June 7, 2016

An Interview with Julieta Felix

“Designing for Change,” an Interview with Julieta Felix

Julieta Felix illustration

Julieta Felix is a visual designer at PayPal and founder of Busy Vegan, a plant-based food blog. She has lectured about design at creative conferences and universities, and has been named one of the Top 100 Creatives in Phoenix.

Her work has been featured in numerous blogs and magazines and her clients include: American Airlines, Disney, Pepsi, Subway, Bucketfeet, Phoenix Design Week, among others.

Monomyth Studio: What was your first exposure to design? When/How did you know you wanted to be a designer?

Julieta Felix: I have loved computers since day one, but I think it all started with Bob Ross in the ‘90s. I was obsessed! I would watch back-to-back episodes of The Joy of Painting and I even got my own Bob Ross kit one Christmas. After that, I moved to Mario Paint for Super Nintendo which came with a little mouse and mouse pad. From there, I moved to my grade school’s MS Paint, which then turned into Photoshop, so on and so forth!

What are some differences you’ve noticed between working at a creative studio and as an in-house designer for PayPal?

I worked at two creative studios before joining PayPal, and there is a world of difference! As an in-house designer you have the luxury of time. You can really get deep into a design problem and explore all routes we can take to solve a problem without pressing deadlines. At PayPal, the designers are exposed to user testing, which is one of my favorite things to witness—a real user interacting with your design and getting real-time feedback.

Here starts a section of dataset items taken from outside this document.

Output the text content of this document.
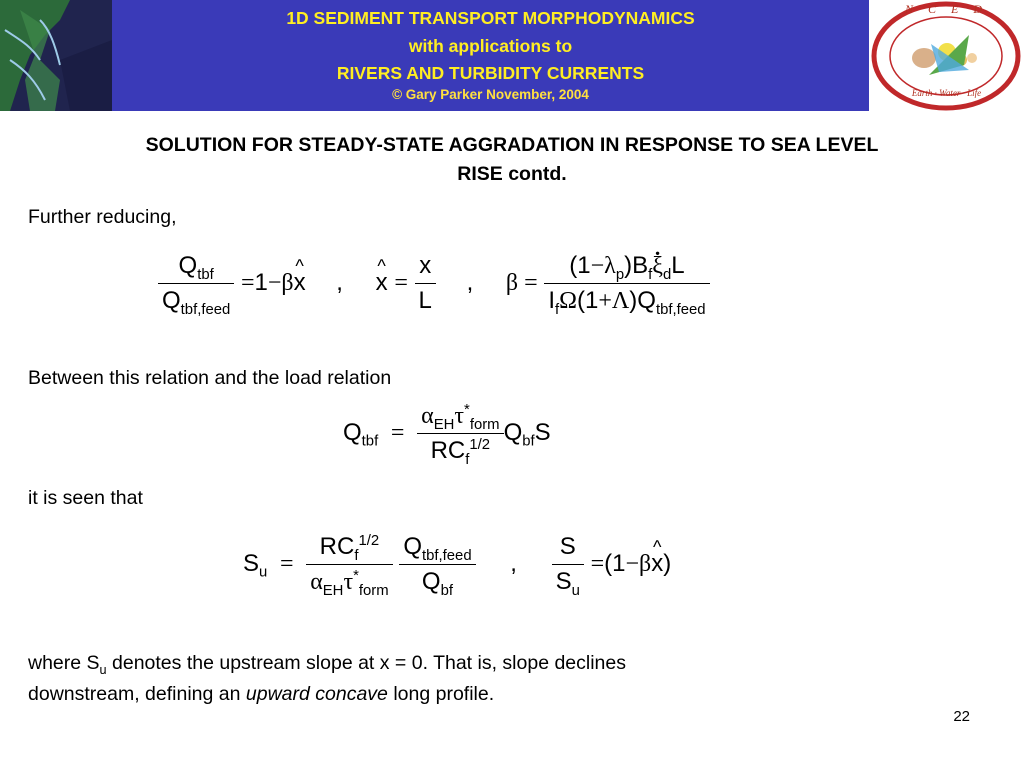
1D SEDIMENT TRANSPORT MORPHODYNAMICS
with applications to
RIVERS AND TURBIDITY CURRENTS
© Gary Parker November, 2004
N C E D
Earth · Water · Life
SOLUTION FOR STEADY-STATE AGGRADATION IN RESPONSE TO SEA LEVEL
RISE contd.
Further reducing,
$\frac{Q_{tbf}}{Q_{tbf,feed}} =1-\beta x$ ^ , x ^ = $\frac{x}{L}$ , $\beta = \frac{(1-\lambda_p)B_f\xi ._dL}{I_f\Omega(1+\Lambda)Q_{tbf,feed}}$
Between this relation and the load relation
$Q_{tbf} = \frac{\alpha_{EH}\tau^*_{form}}{RC_f^{1/2}} Q_{bf}S$
it is seen that
$S_u = \frac{RC_f^{1/2}}{\alpha_{EH}\tau^*_{form}}$
$\frac{Q_{tbf,feed}}{Q_{bf}}$ , $\frac{S}{S_u} =(1-\beta x$ ^)
where $S_u$ denotes the upstream slope at x = 0. That is, slope declines
downstream, defining an upward concave long profile.
22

Another good thing about PayPal is the fact that you have literally millions of eyes looking at your work. That means our job as visual designers is to be trend-setters, not trend-followers, which is always challenging and exciting.

Julieta Felix portraits

How do you negotiate your time and energy between personal projects and the work you do at PayPal?

I like to do it all! I can’t help it. I’m big on multi-tasking. For example, I’ll get ready in the morning while I listen to my audio books. I’ll drive to work while I make a voice memo to friends and family that live far away. I listen to podcasts or new music while I work, and come home and cook dinner while I watch my favorite YouTubers (I’m big into YouTube). By 7:00pm, I’m done for the day and I can spend time with my boyfriend, my dogs and still have time for side projects I’m working on.

PayPal is big on work-home balance, so our managers make sure we’re not overloaded with work, that we have our evenings and weekends free, and that we can take vacations regularly!

What artists/designers have had the most significant influence on your work? Why?

I’ve always loved Salvador Dalí. His work spoke to me at a very young age and I think it has shaped the way I approach brainstorming when faced with a design problem. I love to escape and push the limits of what’s been done before.

What has your experience been like as a woman in design?

I’m going to be completely honest here. In past job situations, there has absolutely been a double-standard for women. I’ve heard horror stories from my women designer friends struggling to get the same amount of respect (and salary) as their male counterparts. Women in end-of-year reviews keep getting the words “friendly” and “organized” while men get “assertive” and “leader.”  

Luckily, at PayPal it is the complete opposite. I’ve never felt more appreciated and encouraged to think big. It’s refreshing to find a team in which both women and men are equally appreciated, compensated and are encouraged to be the best they can be.


Julieta Felix packaging

Coming from Mexico, how does your background influence the work you do now?

I try to think of other languages and cultures when I’m designing. I have witnessed poverty in my country, and now that I’m in the US with so many opportunities, it makes me want to make meaningful work, be involved in projects that can make a difference, or improve people’s lives.

A lot of your work is focused on health, diet, and animal rights. Could you tell us a bit about how design can function as an agent of change?

I am the founder of Busy Vegan, a plant-based food blog. We’re all put on this Earth and we can choose what to do with our precious time here. I chose to use my skills as a designer to bring attention to factory farming. Let’s face it, no one wants to hear about the awful practices of the meat industry and how animals are slaughtered. My solution was to show the positive side of the equation so I share recipes for delicious, satisfying meals that happen to be plant-based. This way, we get to save the lives of cows, pigs, and chickens while eating healthy, tasty food!

I also try to use my photography skills to make the recipes look appetizing, and share super easy, fast recipes that people who are busy like me can do in less than 15 minutes. With my video knowledge, I also film short YouTube videos with vegan meal ideas, and I’m working on releasing my first e-book, the proceeds from which will go towards my favorite animal sanctuary. I do what I can, and so can everybody else! Imagine having 6 billion people working towards solving some of the problems in our planet. It would be a very different world, right?

 Julieta Felix World Usability Day

What’s it like to be a designer here in Phoenix? What does this city/community have to offer an artist?

The cool thing is that it is such a tight-knit community, that most designers know each other and you can see them grow and explore different styles and techniques throughout the years. I try to go to local events, or give back to Arizona State University when I’m asked to guest-review the Visual Communication finals, or just hanging out with designer friends who share the same passion as you. We’re all rooting for each other!